Please, can anyone answer this question for me. I want to put in a garden, but we have alot of turkey & deer, etc. How can I keep them out of the garden?


----------



## Davarm (Oct 22, 2011)

I had similar problems, Deer and Jack Rabbits, I put up several motion sensing light fixtures "IN" my garden with a radio tuned in to "Coast to Coast" plugged into one of the light sockets. When the critters would trip the motion sensor, they would get a blast of "Art Bell" and several flood lights shining on them. 

Never again had a any damage from "wild" animals, neighborhood dogs that ran loose were another story, game cams and the County Animal Control took care of that.


----------



## UncleJoe (Jan 11, 2009)

Turkey I can't help you with. They never seemed to bother the garden.

For deer, lots of deer, this is what I did. It worked out very well.

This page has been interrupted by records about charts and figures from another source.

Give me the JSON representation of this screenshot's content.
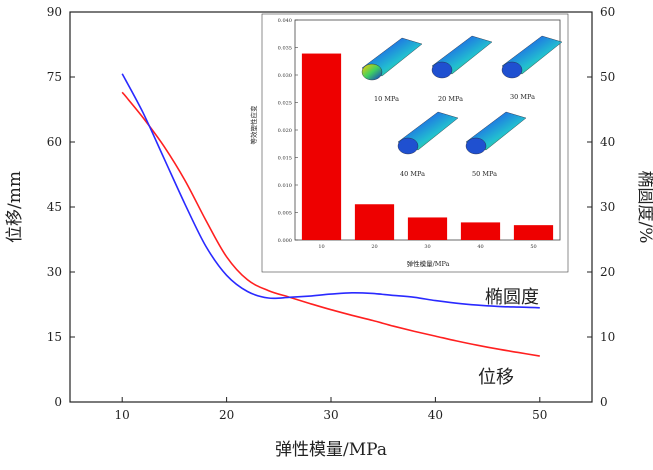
{
  "chart_data": [
    {
      "type": "line",
      "xlabel": "弹性模量/MPa",
      "ylabel": "位移/mm",
      "y2label": "椭圆度/%",
      "xlim": [
        5,
        55
      ],
      "xticks": [
        10,
        20,
        30,
        40,
        50
      ],
      "ylim": [
        0,
        90
      ],
      "yticks": [
        0,
        15,
        30,
        45,
        60,
        75,
        90
      ],
      "y2lim": [
        0,
        60
      ],
      "y2ticks": [
        0,
        10,
        20,
        30,
        40,
        50,
        60
      ],
      "series": [
        {
          "name": "位移",
          "axis": "left",
          "color": "#ff2020",
          "x": [
            10,
            12,
            14,
            16,
            18,
            20,
            22,
            24,
            26,
            28,
            30,
            32,
            34,
            36,
            38,
            40,
            42,
            44,
            46,
            48,
            50
          ],
          "y": [
            71.5,
            65.6,
            59.0,
            51.2,
            42.0,
            33.5,
            28.2,
            25.7,
            24.2,
            22.7,
            21.3,
            20.0,
            18.8,
            17.5,
            16.3,
            15.2,
            14.1,
            13.1,
            12.2,
            11.4,
            10.6
          ]
        },
        {
          "name": "椭圆度",
          "axis": "right",
          "color": "#2a2aff",
          "x": [
            10,
            12,
            14,
            16,
            18,
            20,
            22,
            24,
            26,
            28,
            30,
            32,
            34,
            36,
            38,
            40,
            42,
            44,
            46,
            48,
            50
          ],
          "y": [
            50.5,
            44.5,
            37.5,
            30.5,
            24.0,
            19.5,
            17.0,
            16.0,
            16.1,
            16.3,
            16.6,
            16.8,
            16.7,
            16.4,
            16.1,
            15.6,
            15.2,
            14.9,
            14.7,
            14.6,
            14.5
          ]
        }
      ],
      "annotations": [
        {
          "text": "椭圆度",
          "series": "椭圆度"
        },
        {
          "text": "位移",
          "series": "位移"
        }
      ]
    },
    {
      "type": "bar",
      "ylabel": "等效塑性应变",
      "xlabel": "弹性模量/MPa",
      "categories": [
        "10",
        "20",
        "30",
        "40",
        "50"
      ],
      "values": [
        0.0339,
        0.0065,
        0.0041,
        0.0032,
        0.0027
      ],
      "ylim": [
        0,
        0.04
      ],
      "yticks": [
        "0.000",
        "0.005",
        "0.010",
        "0.015",
        "0.020",
        "0.025",
        "0.030",
        "0.035",
        "0.040"
      ],
      "color": "#ee0000",
      "thumbnails": [
        "10 MPa",
        "20 MPa",
        "30 MPa",
        "40 MPa",
        "50 MPa"
      ]
    }
  ]
}
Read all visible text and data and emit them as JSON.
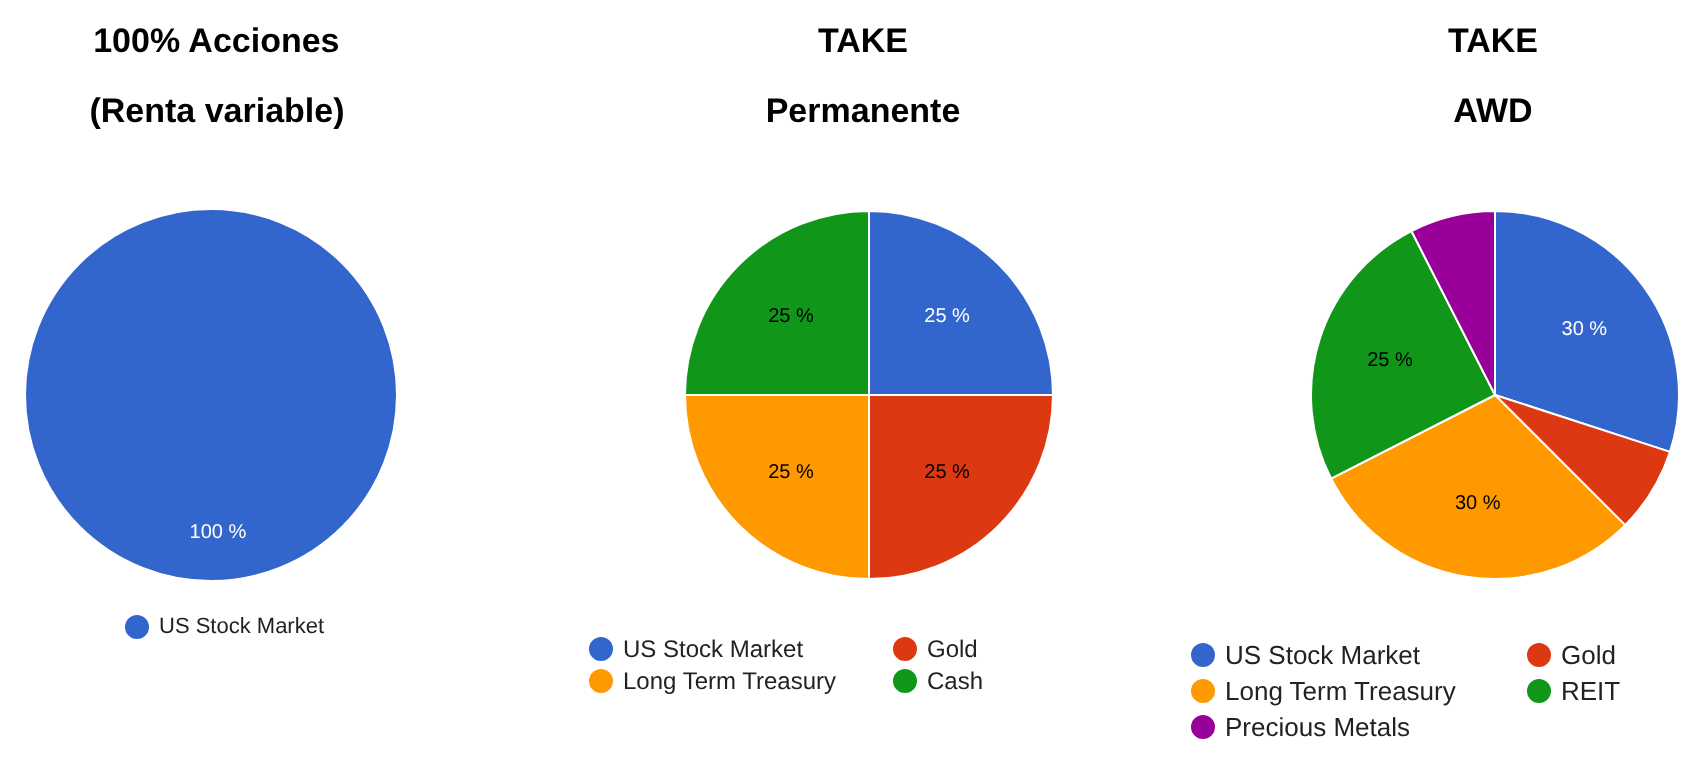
{
  "chart_data": [
    {
      "type": "pie",
      "title": "100% Acciones\n(Renta variable)",
      "categories": [
        "US Stock Market"
      ],
      "values": [
        100
      ],
      "colors": [
        "#3366cc"
      ],
      "value_labels": [
        "100 %"
      ],
      "legend": "bottom"
    },
    {
      "type": "pie",
      "title": "TAKE\nPermanente",
      "categories": [
        "US Stock Market",
        "Gold",
        "Long Term Treasury",
        "Cash"
      ],
      "values": [
        25,
        25,
        25,
        25
      ],
      "colors": [
        "#3366cc",
        "#dc3912",
        "#ff9900",
        "#109618"
      ],
      "value_labels": [
        "25 %",
        "25 %",
        "25 %",
        "25 %"
      ],
      "legend": "bottom"
    },
    {
      "type": "pie",
      "title": "TAKE\nAWD",
      "categories": [
        "US Stock Market",
        "Gold",
        "Long Term Treasury",
        "REIT",
        "Precious Metals"
      ],
      "values": [
        30,
        7.5,
        30,
        25,
        7.5
      ],
      "colors": [
        "#3366cc",
        "#dc3912",
        "#ff9900",
        "#109618",
        "#990099"
      ],
      "value_labels": [
        "30 %",
        null,
        "30 %",
        "25 %",
        null
      ],
      "legend": "bottom"
    }
  ]
}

http://www.preparedsociety.com/forum/f14/deer-fence-6178/


----------



## Immolatus (Feb 20, 2011)

The simplest cheapest fence you can muster?
Get a pet, cats for the rabbits, dogs for the deer.


----------



## k0xxx (Oct 27, 2011)

We have a lot of wildlife and were having problems with the garden getting munched on. We put up 6ft tall 2x4 welded wire fencing, and added 2ft high poultry netting (chicken wire) around the base. we folded the poultry netting so that it was 1ft tall, with 1ft extending out from the fence (on the ground), to keep the critters from digging under the fence. That took care of our deer and rabbit problems. I know that deer can clear a 6ft fence, but we haven't had any trouble with them in the three years that the fence has been up. We still had the occasional problem with racoons and squirrels, so we added a single strand of electric fencing a few inches above the other fencing. Since then we haven't had a single problem. Now if I could just keep out the dang squash bugs....


----------



## ContinualHarvest (Feb 19, 2012)

Deer can jump an 8 foot tall fence. If you can afford it, 10 feet or more.


----------



## cathy123 (Feb 28, 2012)

Thank you everyone for the helpful comments.


----------



## Toffee (Mar 13, 2012)

ContinualHarvest said:


> Deer can jump an 8 foot tall fence. If you can afford it, 10 feet or more.


Just make sure zoning in your area allows whatever fencing you choose. I know my city doesn't allow anything over 6 ft, although I believe a 'pen' is allowed to be higher.

I think we're going to try a simple fence this year: two wires of fishing line, one at 2' and 4' or so. No tags or flags, just the wires. That way the 'rats on stilts' bump into it and not seeing anything, they spook enough to leave it alone (hopefully).


----------